回到現在,周旻問一旁正剔牙的宋青:“三兒說隔壁有人受傷了?”
宋青砸吧兩下嘴,過來說:“可不,老黃的大姨子,四十多了,一輩子都老老實實的婦人,不知怎的就遇到這種事。”
周旻:“傷得如何?”
宋青嘆了兩口氣,“死不了,但傷得挺重,鼻樑骨斷了,兩隻眼睛腫得老高。找到的時候滿臉是血,幾乎看不到原樣,嚇人得很!唉,這苦痛怕是會要了半條命,連郎中都說,怕好了之後,也不能跟從前那樣了。”

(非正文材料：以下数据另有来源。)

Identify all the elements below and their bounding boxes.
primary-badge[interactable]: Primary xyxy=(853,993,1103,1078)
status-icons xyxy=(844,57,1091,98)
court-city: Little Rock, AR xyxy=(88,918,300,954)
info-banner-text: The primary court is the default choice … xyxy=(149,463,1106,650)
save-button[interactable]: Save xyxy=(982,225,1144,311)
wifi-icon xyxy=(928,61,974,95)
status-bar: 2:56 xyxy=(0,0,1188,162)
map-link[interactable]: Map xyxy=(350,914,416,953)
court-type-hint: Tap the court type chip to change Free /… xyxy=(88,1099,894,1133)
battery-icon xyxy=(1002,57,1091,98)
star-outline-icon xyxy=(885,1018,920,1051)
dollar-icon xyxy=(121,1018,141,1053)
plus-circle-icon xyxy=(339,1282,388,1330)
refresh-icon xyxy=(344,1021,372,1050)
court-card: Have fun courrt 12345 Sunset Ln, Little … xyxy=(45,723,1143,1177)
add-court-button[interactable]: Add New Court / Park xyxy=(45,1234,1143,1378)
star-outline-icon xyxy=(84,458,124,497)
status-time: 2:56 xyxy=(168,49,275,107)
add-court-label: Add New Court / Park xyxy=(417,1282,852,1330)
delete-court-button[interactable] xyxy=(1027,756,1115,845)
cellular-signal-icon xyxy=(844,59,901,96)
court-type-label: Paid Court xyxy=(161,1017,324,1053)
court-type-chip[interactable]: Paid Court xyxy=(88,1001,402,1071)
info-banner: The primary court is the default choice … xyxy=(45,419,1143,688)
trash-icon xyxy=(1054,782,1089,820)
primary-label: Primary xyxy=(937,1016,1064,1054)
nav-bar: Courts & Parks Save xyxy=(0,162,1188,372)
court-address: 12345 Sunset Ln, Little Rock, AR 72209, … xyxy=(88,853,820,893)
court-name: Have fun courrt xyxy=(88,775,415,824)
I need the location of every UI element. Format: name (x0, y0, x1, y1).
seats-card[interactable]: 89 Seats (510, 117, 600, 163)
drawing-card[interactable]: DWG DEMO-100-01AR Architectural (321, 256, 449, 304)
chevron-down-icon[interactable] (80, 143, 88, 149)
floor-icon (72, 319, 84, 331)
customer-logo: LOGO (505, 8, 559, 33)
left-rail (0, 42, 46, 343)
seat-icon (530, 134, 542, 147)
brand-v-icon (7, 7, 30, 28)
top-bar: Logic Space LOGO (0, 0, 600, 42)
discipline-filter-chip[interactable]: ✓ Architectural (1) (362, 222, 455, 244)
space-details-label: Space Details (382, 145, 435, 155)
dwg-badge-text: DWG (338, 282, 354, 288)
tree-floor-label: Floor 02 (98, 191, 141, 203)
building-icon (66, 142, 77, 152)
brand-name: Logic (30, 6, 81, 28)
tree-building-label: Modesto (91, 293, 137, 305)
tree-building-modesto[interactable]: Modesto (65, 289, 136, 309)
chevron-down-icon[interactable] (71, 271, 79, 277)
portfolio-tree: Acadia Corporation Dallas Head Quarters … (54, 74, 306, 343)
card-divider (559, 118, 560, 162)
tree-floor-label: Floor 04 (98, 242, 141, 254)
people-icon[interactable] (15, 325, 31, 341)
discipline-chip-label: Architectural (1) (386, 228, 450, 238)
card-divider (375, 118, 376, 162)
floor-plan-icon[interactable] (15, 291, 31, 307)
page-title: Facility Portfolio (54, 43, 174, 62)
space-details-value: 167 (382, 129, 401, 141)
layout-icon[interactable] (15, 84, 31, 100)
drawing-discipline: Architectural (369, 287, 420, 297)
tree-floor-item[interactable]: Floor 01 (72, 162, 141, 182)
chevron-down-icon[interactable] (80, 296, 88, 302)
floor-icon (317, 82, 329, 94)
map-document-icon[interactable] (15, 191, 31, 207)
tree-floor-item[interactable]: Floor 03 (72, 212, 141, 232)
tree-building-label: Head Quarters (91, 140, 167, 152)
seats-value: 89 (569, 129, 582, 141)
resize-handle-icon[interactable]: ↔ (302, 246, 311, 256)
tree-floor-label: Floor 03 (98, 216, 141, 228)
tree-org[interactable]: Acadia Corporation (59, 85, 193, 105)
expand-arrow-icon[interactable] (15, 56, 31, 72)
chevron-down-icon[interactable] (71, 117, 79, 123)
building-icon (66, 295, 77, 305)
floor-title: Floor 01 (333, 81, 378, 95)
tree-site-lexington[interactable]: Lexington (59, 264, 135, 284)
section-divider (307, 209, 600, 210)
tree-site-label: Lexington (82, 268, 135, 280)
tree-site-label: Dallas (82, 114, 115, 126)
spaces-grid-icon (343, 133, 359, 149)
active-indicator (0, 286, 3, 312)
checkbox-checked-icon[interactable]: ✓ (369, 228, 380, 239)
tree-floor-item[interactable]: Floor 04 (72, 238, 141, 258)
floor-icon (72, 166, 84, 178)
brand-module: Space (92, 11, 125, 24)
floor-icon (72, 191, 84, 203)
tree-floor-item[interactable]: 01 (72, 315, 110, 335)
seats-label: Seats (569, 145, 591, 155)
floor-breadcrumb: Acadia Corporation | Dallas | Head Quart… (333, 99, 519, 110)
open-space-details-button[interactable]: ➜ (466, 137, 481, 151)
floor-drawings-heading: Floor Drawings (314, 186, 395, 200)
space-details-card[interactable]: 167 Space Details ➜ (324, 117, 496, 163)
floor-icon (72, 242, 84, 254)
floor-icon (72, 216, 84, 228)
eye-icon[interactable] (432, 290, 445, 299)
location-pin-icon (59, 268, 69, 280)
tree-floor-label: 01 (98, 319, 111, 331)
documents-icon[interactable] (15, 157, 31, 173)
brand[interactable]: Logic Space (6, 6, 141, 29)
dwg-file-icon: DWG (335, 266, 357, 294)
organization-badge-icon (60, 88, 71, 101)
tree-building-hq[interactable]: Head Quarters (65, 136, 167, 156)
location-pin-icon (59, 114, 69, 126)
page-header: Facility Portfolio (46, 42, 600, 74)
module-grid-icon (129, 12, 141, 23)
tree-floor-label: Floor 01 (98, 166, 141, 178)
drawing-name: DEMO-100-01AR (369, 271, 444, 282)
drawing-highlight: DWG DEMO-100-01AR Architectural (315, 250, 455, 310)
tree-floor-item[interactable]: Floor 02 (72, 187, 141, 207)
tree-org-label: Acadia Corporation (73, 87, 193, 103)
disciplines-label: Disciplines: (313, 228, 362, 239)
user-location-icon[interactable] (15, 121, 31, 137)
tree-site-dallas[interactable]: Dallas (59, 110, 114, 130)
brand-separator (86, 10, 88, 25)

周旻沉默,他今晚見到的那個可疑身影,可能就是最近出現在十里鎮,夜襲的“變態”。這件事產生的恐怖陰影,一直籠罩在十里鎮上,害得這段時間,天還沒黑,就家家戶戶閉門不出。
宋青:“富貴人家有高牆大院,可以不出門。可窮人家沒辦法吶,這死變態!連安保隊都奈何不了他。”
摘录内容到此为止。